In economics, land encompasses all naturally occurring resources, not just geographic territory. This includes mineral deposits, forests, fish stocks, atmospheric quality, geostationary orbits, and portions of the electromagnetic spectrum. The defining characteristic is that the supply of these resources is fixed.
What are the three factors of production in economics?
The three factors of production are land, capital, and labor, sometimes called the three producer goods. Natural resources, which fall under land, are considered fundamental to the production of all goods, including capital goods.
What is economic rent and how does it relate to land?
Economic rent is the income derived from the ownership or control of natural resources. It accrues to whoever holds title to land or a natural resource, not as a reward for producing something but simply for holding the asset.
What is the Georgist argument for a land value tax?
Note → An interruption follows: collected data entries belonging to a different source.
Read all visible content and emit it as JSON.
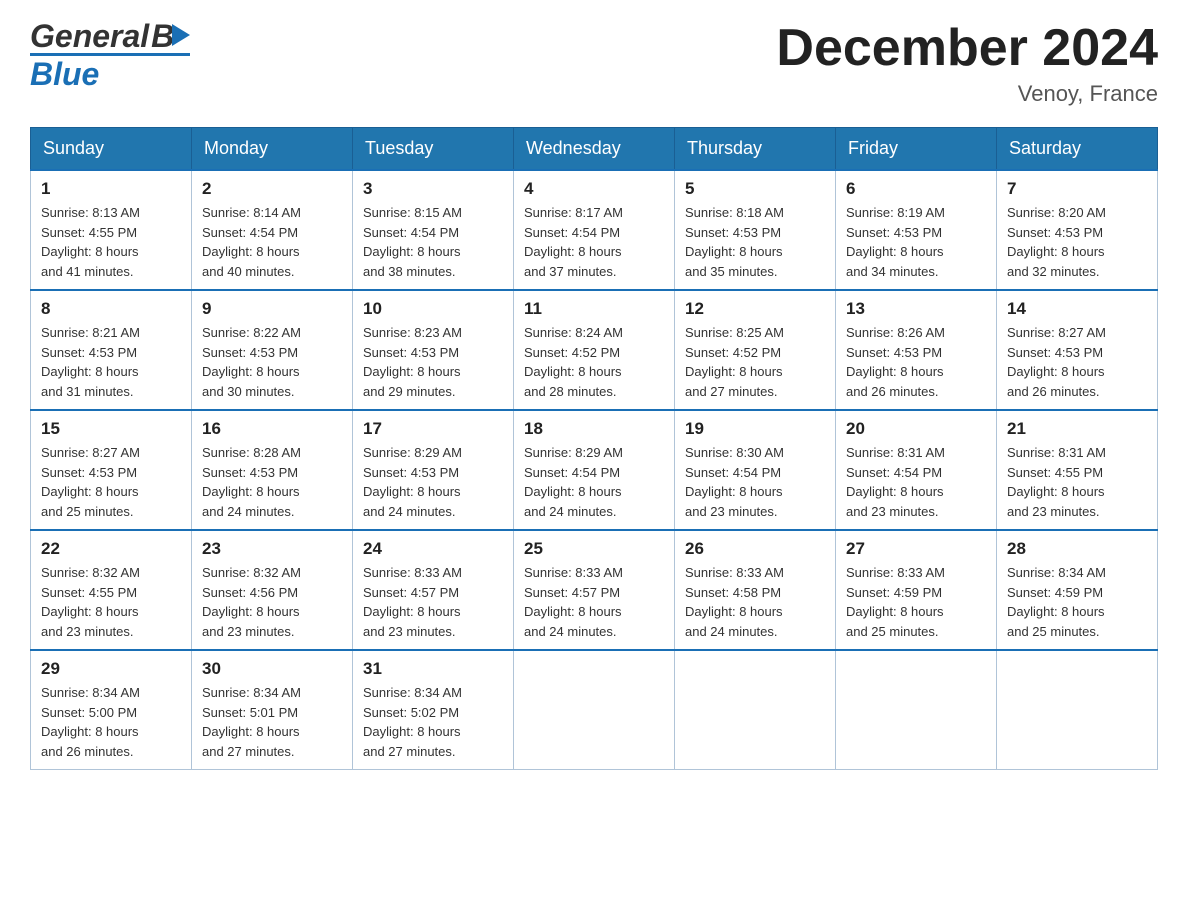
{
  "header": {
    "logo_general": "General",
    "logo_blue": "Blue",
    "title": "December 2024",
    "subtitle": "Venoy, France"
  },
  "weekdays": [
    "Sunday",
    "Monday",
    "Tuesday",
    "Wednesday",
    "Thursday",
    "Friday",
    "Saturday"
  ],
  "weeks": [
    [
      {
        "day": "1",
        "sunrise": "8:13 AM",
        "sunset": "4:55 PM",
        "daylight": "8 hours and 41 minutes."
      },
      {
        "day": "2",
        "sunrise": "8:14 AM",
        "sunset": "4:54 PM",
        "daylight": "8 hours and 40 minutes."
      },
      {
        "day": "3",
        "sunrise": "8:15 AM",
        "sunset": "4:54 PM",
        "daylight": "8 hours and 38 minutes."
      },
      {
        "day": "4",
        "sunrise": "8:17 AM",
        "sunset": "4:54 PM",
        "daylight": "8 hours and 37 minutes."
      },
      {
        "day": "5",
        "sunrise": "8:18 AM",
        "sunset": "4:53 PM",
        "daylight": "8 hours and 35 minutes."
      },
      {
        "day": "6",
        "sunrise": "8:19 AM",
        "sunset": "4:53 PM",
        "daylight": "8 hours and 34 minutes."
      },
      {
        "day": "7",
        "sunrise": "8:20 AM",
        "sunset": "4:53 PM",
        "daylight": "8 hours and 32 minutes."
      }
    ],
    [
      {
        "day": "8",
        "sunrise": "8:21 AM",
        "sunset": "4:53 PM",
        "daylight": "8 hours and 31 minutes."
      },
      {
        "day": "9",
        "sunrise": "8:22 AM",
        "sunset": "4:53 PM",
        "daylight": "8 hours and 30 minutes."
      },
      {
        "day": "10",
        "sunrise": "8:23 AM",
        "sunset": "4:53 PM",
        "daylight": "8 hours and 29 minutes."
      },
      {
        "day": "11",
        "sunrise": "8:24 AM",
        "sunset": "4:52 PM",
        "daylight": "8 hours and 28 minutes."
      },
      {
        "day": "12",
        "sunrise": "8:25 AM",
        "sunset": "4:52 PM",
        "daylight": "8 hours and 27 minutes."
      },
      {
        "day": "13",
        "sunrise": "8:26 AM",
        "sunset": "4:53 PM",
        "daylight": "8 hours and 26 minutes."
      },
      {
        "day": "14",
        "sunrise": "8:27 AM",
        "sunset": "4:53 PM",
        "daylight": "8 hours and 26 minutes."
      }
    ],
    [
      {
        "day": "15",
        "sunrise": "8:27 AM",
        "sunset": "4:53 PM",
        "daylight": "8 hours and 25 minutes."
      },
      {
        "day": "16",
        "sunrise": "8:28 AM",
        "sunset": "4:53 PM",
        "daylight": "8 hours and 24 minutes."
      },
      {
        "day": "17",
        "sunrise": "8:29 AM",
        "sunset": "4:53 PM",
        "daylight": "8 hours and 24 minutes."
      },
      {
        "day": "18",
        "sunrise": "8:29 AM",
        "sunset": "4:54 PM",
        "daylight": "8 hours and 24 minutes."
      },
      {
        "day": "19",
        "sunrise": "8:30 AM",
        "sunset": "4:54 PM",
        "daylight": "8 hours and 23 minutes."
      },
      {
        "day": "20",
        "sunrise": "8:31 AM",
        "sunset": "4:54 PM",
        "daylight": "8 hours and 23 minutes."
      },
      {
        "day": "21",
        "sunrise": "8:31 AM",
        "sunset": "4:55 PM",
        "daylight": "8 hours and 23 minutes."
      }
    ],
    [
      {
        "day": "22",
        "sunrise": "8:32 AM",
        "sunset": "4:55 PM",
        "daylight": "8 hours and 23 minutes."
      },
      {
        "day": "23",
        "sunrise": "8:32 AM",
        "sunset": "4:56 PM",
        "daylight": "8 hours and 23 minutes."
      },
      {
        "day": "24",
        "sunrise": "8:33 AM",
        "sunset": "4:57 PM",
        "daylight": "8 hours and 23 minutes."
      },
      {
        "day": "25",
        "sunrise": "8:33 AM",
        "sunset": "4:57 PM",
        "daylight": "8 hours and 24 minutes."
      },
      {
        "day": "26",
        "sunrise": "8:33 AM",
        "sunset": "4:58 PM",
        "daylight": "8 hours and 24 minutes."
      },
      {
        "day": "27",
        "sunrise": "8:33 AM",
        "sunset": "4:59 PM",
        "daylight": "8 hours and 25 minutes."
      },
      {
        "day": "28",
        "sunrise": "8:34 AM",
        "sunset": "4:59 PM",
        "daylight": "8 hours and 25 minutes."
      }
    ],
    [
      {
        "day": "29",
        "sunrise": "8:34 AM",
        "sunset": "5:00 PM",
        "daylight": "8 hours and 26 minutes."
      },
      {
        "day": "30",
        "sunrise": "8:34 AM",
        "sunset": "5:01 PM",
        "daylight": "8 hours and 27 minutes."
      },
      {
        "day": "31",
        "sunrise": "8:34 AM",
        "sunset": "5:02 PM",
        "daylight": "8 hours and 27 minutes."
      },
      null,
      null,
      null,
      null
    ]
  ],
  "labels": {
    "sunrise": "Sunrise:",
    "sunset": "Sunset:",
    "daylight": "Daylight:"
  }
}
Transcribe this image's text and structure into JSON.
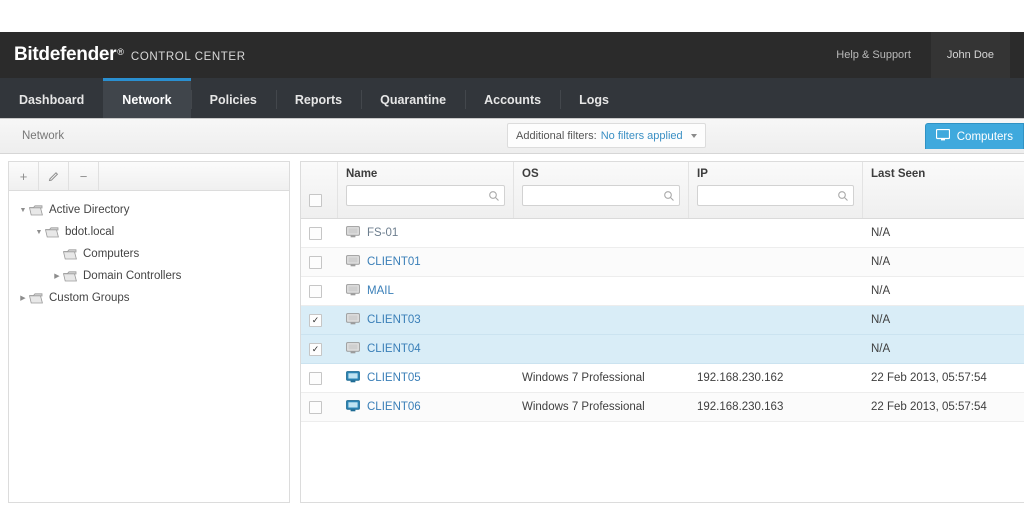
{
  "header": {
    "logo_main": "Bitdefender",
    "logo_reg": "®",
    "logo_sub": "CONTROL CENTER",
    "help_link": "Help & Support",
    "user_name": "John Doe",
    "bg_color": "#2b2b2b"
  },
  "nav": {
    "accent_color": "#2a8fd0",
    "items": [
      {
        "label": "Dashboard",
        "active": false
      },
      {
        "label": "Network",
        "active": true
      },
      {
        "label": "Policies",
        "active": false
      },
      {
        "label": "Reports",
        "active": false
      },
      {
        "label": "Quarantine",
        "active": false
      },
      {
        "label": "Accounts",
        "active": false
      },
      {
        "label": "Logs",
        "active": false
      }
    ]
  },
  "subbar": {
    "breadcrumb": "Network",
    "filters_label": "Additional filters:",
    "filters_value": "No filters applied",
    "view_button": "Computers",
    "view_button_color": "#3fa9dd"
  },
  "tree": {
    "toolbar": [
      {
        "name": "add-group-button",
        "glyph": "+"
      },
      {
        "name": "edit-group-button",
        "glyph": "✐"
      },
      {
        "name": "remove-group-button",
        "glyph": "−"
      }
    ],
    "nodes": [
      {
        "label": "Active Directory",
        "level": 1,
        "arrow": "down"
      },
      {
        "label": "bdot.local",
        "level": 2,
        "arrow": "down"
      },
      {
        "label": "Computers",
        "level": 3,
        "arrow": "none"
      },
      {
        "label": "Domain Controllers",
        "level": 3,
        "arrow": "right"
      },
      {
        "label": "Custom Groups",
        "level": 1,
        "arrow": "right"
      }
    ]
  },
  "table": {
    "columns": [
      {
        "key": "name",
        "label": "Name",
        "search": true,
        "search_value": ""
      },
      {
        "key": "os",
        "label": "OS",
        "search": true,
        "search_value": ""
      },
      {
        "key": "ip",
        "label": "IP",
        "search": true,
        "search_value": ""
      },
      {
        "key": "last_seen",
        "label": "Last Seen",
        "search": false,
        "search_value": ""
      }
    ],
    "select_all_checked": false,
    "rows": [
      {
        "name": "FS-01",
        "os": "",
        "ip": "",
        "last_seen": "N/A",
        "checked": false,
        "online": false
      },
      {
        "name": "CLIENT01",
        "os": "",
        "ip": "",
        "last_seen": "N/A",
        "checked": false,
        "online": false
      },
      {
        "name": "MAIL",
        "os": "",
        "ip": "",
        "last_seen": "N/A",
        "checked": false,
        "online": false
      },
      {
        "name": "CLIENT03",
        "os": "",
        "ip": "",
        "last_seen": "N/A",
        "checked": true,
        "online": false
      },
      {
        "name": "CLIENT04",
        "os": "",
        "ip": "",
        "last_seen": "N/A",
        "checked": true,
        "online": false
      },
      {
        "name": "CLIENT05",
        "os": "Windows 7 Professional",
        "ip": "192.168.230.162",
        "last_seen": "22 Feb 2013, 05:57:54",
        "checked": false,
        "online": true
      },
      {
        "name": "CLIENT06",
        "os": "Windows 7 Professional",
        "ip": "192.168.230.163",
        "last_seen": "22 Feb 2013, 05:57:54",
        "checked": false,
        "online": true
      }
    ]
  }
}
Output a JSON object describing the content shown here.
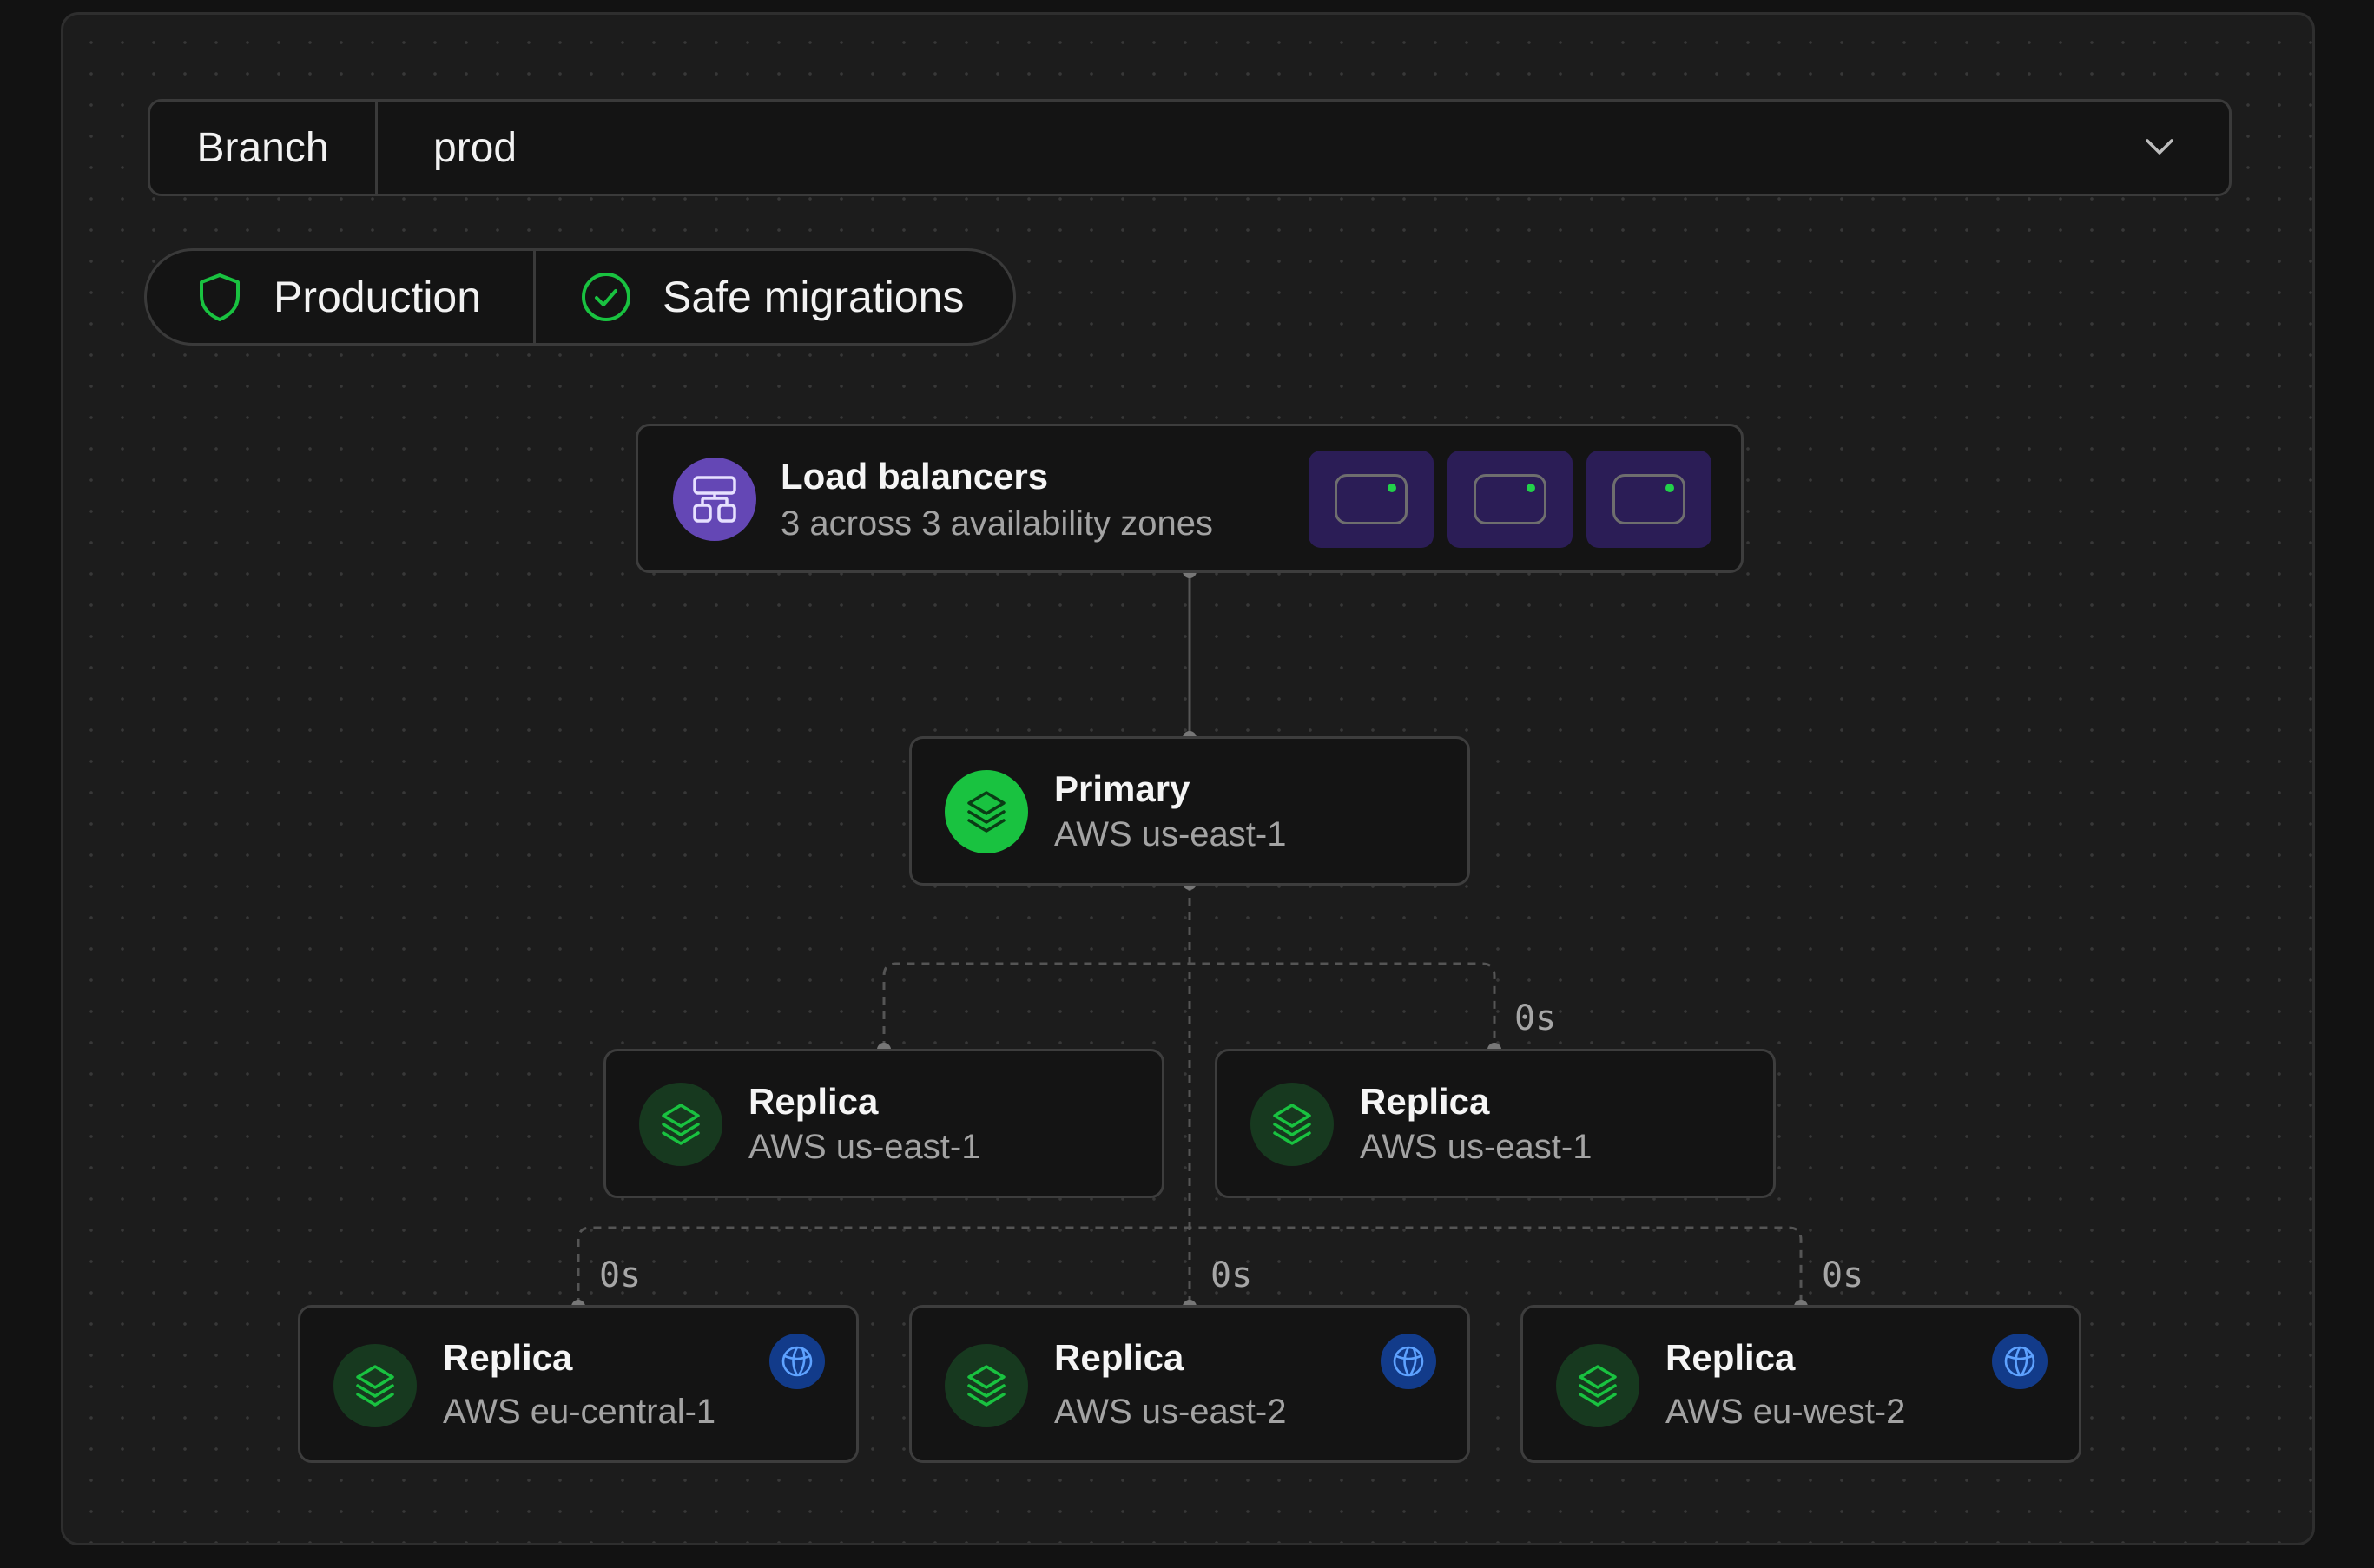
{
  "branch": {
    "label": "Branch",
    "value": "prod"
  },
  "badges": [
    {
      "label": "Production",
      "icon": "shield-icon"
    },
    {
      "label": "Safe migrations",
      "icon": "check-circle-icon"
    }
  ],
  "load_balancers": {
    "title": "Load balancers",
    "subtitle": "3 across 3 availability zones",
    "count": 3
  },
  "primary": {
    "title": "Primary",
    "region": "AWS us-east-1"
  },
  "replicas_tier1": [
    {
      "title": "Replica",
      "region": "AWS us-east-1"
    },
    {
      "title": "Replica",
      "region": "AWS us-east-1",
      "lag": "0s"
    }
  ],
  "replicas_tier2": [
    {
      "title": "Replica",
      "region": "AWS eu-central-1",
      "lag": "0s"
    },
    {
      "title": "Replica",
      "region": "AWS us-east-2",
      "lag": "0s"
    },
    {
      "title": "Replica",
      "region": "AWS eu-west-2",
      "lag": "0s"
    }
  ],
  "colors": {
    "accent_green": "#19c240",
    "purple": "#6447b5",
    "globe_blue": "#123b8a"
  }
}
Georgists argue that because land has a perfectly inelastic supply, a land value tax would not affect the opportunity cost of using land. It would only reduce the value of owning land, allowing rent to be recovered for public purposes without distorting productive use.
How significant is land to the UK economy?
In the United Kingdom, the non-produced asset of land accounts for 51 percent of the country's total net worth. This figure implies land plays a more critical role in the economy than all accumulated capital.
When did Cambridge University begin teaching land economy?
Cambridge's study of land economy traces to 1917, when William Cecil Dampier suggested the creation of a school of rural economy at the university. The field combines economics with law, business regulation, surveying, and the built and natural environments.